Skill What to Practice
groupby + agg Calculate average spending score per education level, per gender, per age group
pd.cut / pd.qcut Create age buckets (18–25, 26–35, 36–50, 50+) and analyze each group separately
value_counts(normalize=True) Convert counts to percentages for cleaner reporting
Boolean filtering Isolate the "Target Group" customers and profile them separately

Machine Learning (next step after EDA)

Technique Purpose
K-Means Clustering (sklearn.cluster.KMeans) Automatically find customer segments from Income + Spending Score instead of using manual quadrant lines
Elbow Method Determine the optimal number of clusters k
PCA (Principal Component Analysis) Reduce dimensions for visualizing clusters when more features are added

Interactive Dashboards (replace static matplotlib)

Tool Use Case
Plotly Express (plotly.express) Drop-in replacement for seaborn — produces interactive hover charts
Dash by Plotly Build a full web dashboard app in Python with dropdown filters and sliders
Streamlit Fastest way to turn a notebook into a shareable web app — add a gender/income filter sidebar
Power BI / Tableau Industry-standard BI tools — practice connecting CSV data and building the same dashboard visually

Code Quality & Reproducibility

Practice Why It Matters
Write reusable functions for each chart panel Keeps code DRY and easier to maintain
Add Markdown cells between code cells Documents your reasoning — essential for professional notebooks
Pin library versions in requirements.txt (e.g., pandas==2.2.0) Ensures the notebook runs identically on any machine
Use pathlib.Path instead of raw strings for file paths Cross-platform compatibility (Windows vs Mac/Linux)

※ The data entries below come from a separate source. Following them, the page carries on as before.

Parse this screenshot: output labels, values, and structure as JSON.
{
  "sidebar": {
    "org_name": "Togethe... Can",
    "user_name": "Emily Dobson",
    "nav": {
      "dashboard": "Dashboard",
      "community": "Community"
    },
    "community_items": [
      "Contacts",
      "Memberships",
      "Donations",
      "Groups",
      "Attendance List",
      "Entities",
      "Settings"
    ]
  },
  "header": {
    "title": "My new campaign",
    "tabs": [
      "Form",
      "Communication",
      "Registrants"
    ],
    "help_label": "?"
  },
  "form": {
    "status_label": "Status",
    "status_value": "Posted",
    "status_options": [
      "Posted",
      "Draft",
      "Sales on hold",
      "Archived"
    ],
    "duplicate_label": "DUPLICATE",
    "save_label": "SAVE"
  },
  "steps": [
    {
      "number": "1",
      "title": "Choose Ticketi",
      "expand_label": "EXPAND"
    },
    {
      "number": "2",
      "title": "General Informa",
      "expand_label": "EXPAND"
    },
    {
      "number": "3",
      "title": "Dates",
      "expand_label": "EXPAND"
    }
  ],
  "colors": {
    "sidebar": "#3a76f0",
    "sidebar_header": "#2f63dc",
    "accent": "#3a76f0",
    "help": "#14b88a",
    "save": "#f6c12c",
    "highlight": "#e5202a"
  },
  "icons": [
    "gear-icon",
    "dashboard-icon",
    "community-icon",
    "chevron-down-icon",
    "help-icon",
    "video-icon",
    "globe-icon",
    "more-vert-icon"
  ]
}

Storytelling & Presentation

  • Structure the notebook as a story: Business Question → Data → Finding → Recommendation
  • Add a final Markdown cell with a written summary of the 3 most important findings and their business implications
  • Export the notebook as a PDF or HTML report (jupyter nbconvert) to share without requiring Python

8. How to Run

Prerequisites: Python 3.8+

# 1. Install dependencies
pip install -r requirements.txt

# 2. Open the notebook
jupyter notebook anailyze.ipynb
# or in VS Code: open anailyze.ipynb directly

# 3. Run all cells (Kernel > Restart & Run All)
# Output: final_mall_dashboard.png will be created in the same folder

Dataset: Mall Customer Segmentation — commonly used for beginner clustering and EDA practice.